Restaurant called Story has tales to tell - The Kansas City Star, Joyce Smith

When we share life's little stories, they often tend to revolve around food or restaurants.

 

From the family holiday gatherings to marriage proposals, birthdays and other milestones, to just catching up with a friend — there's often something nurturing on the table.

 

That's why Carl and Susan Thorne-Thomsen plan to call their new Prairie Village restaurant Story. The operation, in the Prairie Village Shopping Center at 3931 W. 69th Terrace (formerly Natural Wear), is scheduled to open by late May.

 

"The 'story' also is about where the food comes from, the local farmer who raised it and then how the chef composes those products," Carl Thorne-Thomsen said. "Your favorite food is sort of autobiographical in a way, what you like, just like your favorite color."

 

But Story has a few other tales of its own.

 

Carl Thorne-Thomsen wanted to be a writer, but his passion for food overtook his passion for fiction. The self-taught chef wowed (and maybe wooed) his future wife — the owner of a Wichita gourmet store and café — by making her a chocolate cake. It was an audition of sorts for a chef position. He later talked his way into a job at 40 Sardines, and went on to help open Michael Smith and Extra Virgin as chef de cuisine.

 

Restaurant owner Michael Smith gave Thorne-Thomsen a lot of credit for Smith's James Beard Award nomination in 2009.

 

"He's a great cook and knows how to run a kitchen," Smith said. "I told him this would be one of the hardest things you'll ever do. Just keep doing it."

 

Story will have three different menus — lunch, afternoon snack and dinner. The owners had hoped to be open by November and had worked out a seasonal menu. For now it is set to make its debut with a spring menu.

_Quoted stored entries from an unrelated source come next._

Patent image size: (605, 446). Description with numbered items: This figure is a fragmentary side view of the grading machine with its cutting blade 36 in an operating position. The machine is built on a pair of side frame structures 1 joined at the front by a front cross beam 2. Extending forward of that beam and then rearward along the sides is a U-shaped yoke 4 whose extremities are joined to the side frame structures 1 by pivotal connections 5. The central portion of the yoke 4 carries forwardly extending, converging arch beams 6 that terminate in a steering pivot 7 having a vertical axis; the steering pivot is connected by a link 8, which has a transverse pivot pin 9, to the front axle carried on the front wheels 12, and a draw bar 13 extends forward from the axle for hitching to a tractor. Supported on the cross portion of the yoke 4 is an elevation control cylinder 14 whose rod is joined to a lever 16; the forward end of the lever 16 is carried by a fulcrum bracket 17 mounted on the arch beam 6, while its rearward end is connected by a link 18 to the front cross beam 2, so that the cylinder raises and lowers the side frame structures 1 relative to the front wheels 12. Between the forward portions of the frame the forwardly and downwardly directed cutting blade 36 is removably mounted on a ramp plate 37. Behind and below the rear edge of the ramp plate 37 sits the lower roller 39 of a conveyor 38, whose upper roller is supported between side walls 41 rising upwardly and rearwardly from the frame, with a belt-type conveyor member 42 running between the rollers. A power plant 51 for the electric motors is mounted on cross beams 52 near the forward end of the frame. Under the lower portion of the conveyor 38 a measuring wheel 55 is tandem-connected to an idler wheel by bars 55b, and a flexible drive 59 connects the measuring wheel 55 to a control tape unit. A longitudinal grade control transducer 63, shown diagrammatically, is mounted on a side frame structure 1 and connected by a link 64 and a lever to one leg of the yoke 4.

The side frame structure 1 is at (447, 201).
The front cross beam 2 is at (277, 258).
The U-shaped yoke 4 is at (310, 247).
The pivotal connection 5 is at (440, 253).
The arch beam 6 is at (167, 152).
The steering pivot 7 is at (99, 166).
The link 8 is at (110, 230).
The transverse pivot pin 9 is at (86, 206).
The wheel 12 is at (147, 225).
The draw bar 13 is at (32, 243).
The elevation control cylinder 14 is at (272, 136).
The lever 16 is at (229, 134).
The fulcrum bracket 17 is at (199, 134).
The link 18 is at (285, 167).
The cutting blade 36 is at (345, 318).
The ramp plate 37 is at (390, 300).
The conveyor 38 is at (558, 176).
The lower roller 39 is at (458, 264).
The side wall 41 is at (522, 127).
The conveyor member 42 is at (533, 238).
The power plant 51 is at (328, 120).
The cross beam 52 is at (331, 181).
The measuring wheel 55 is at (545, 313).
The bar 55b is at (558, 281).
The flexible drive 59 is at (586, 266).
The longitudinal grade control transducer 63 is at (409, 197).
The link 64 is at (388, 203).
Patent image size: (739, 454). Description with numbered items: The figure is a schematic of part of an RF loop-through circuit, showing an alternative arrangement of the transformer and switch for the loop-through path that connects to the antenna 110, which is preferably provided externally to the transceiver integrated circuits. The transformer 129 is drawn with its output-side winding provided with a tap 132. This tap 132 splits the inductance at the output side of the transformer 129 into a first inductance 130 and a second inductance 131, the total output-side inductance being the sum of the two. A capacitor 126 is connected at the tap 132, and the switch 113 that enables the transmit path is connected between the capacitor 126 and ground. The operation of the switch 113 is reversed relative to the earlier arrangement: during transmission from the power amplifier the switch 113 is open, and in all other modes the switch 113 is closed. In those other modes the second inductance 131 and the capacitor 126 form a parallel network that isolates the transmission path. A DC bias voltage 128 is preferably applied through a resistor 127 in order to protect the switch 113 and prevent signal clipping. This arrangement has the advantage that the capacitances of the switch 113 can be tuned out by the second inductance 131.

Story will seat about 60 people in the dining room. It also will have a large bar area and outdoor patio seating.

 

An uncle is famed photographer Ray K. Metzker, whose work is on exhibit at the Nelson-Atkins Museum of Art through June 5. The couple plans to incorporate a Metzker landscape piece in the Story design, one taken in the woods at the Wisconsin summer cottage of Thorne-Thomsen's grandparents.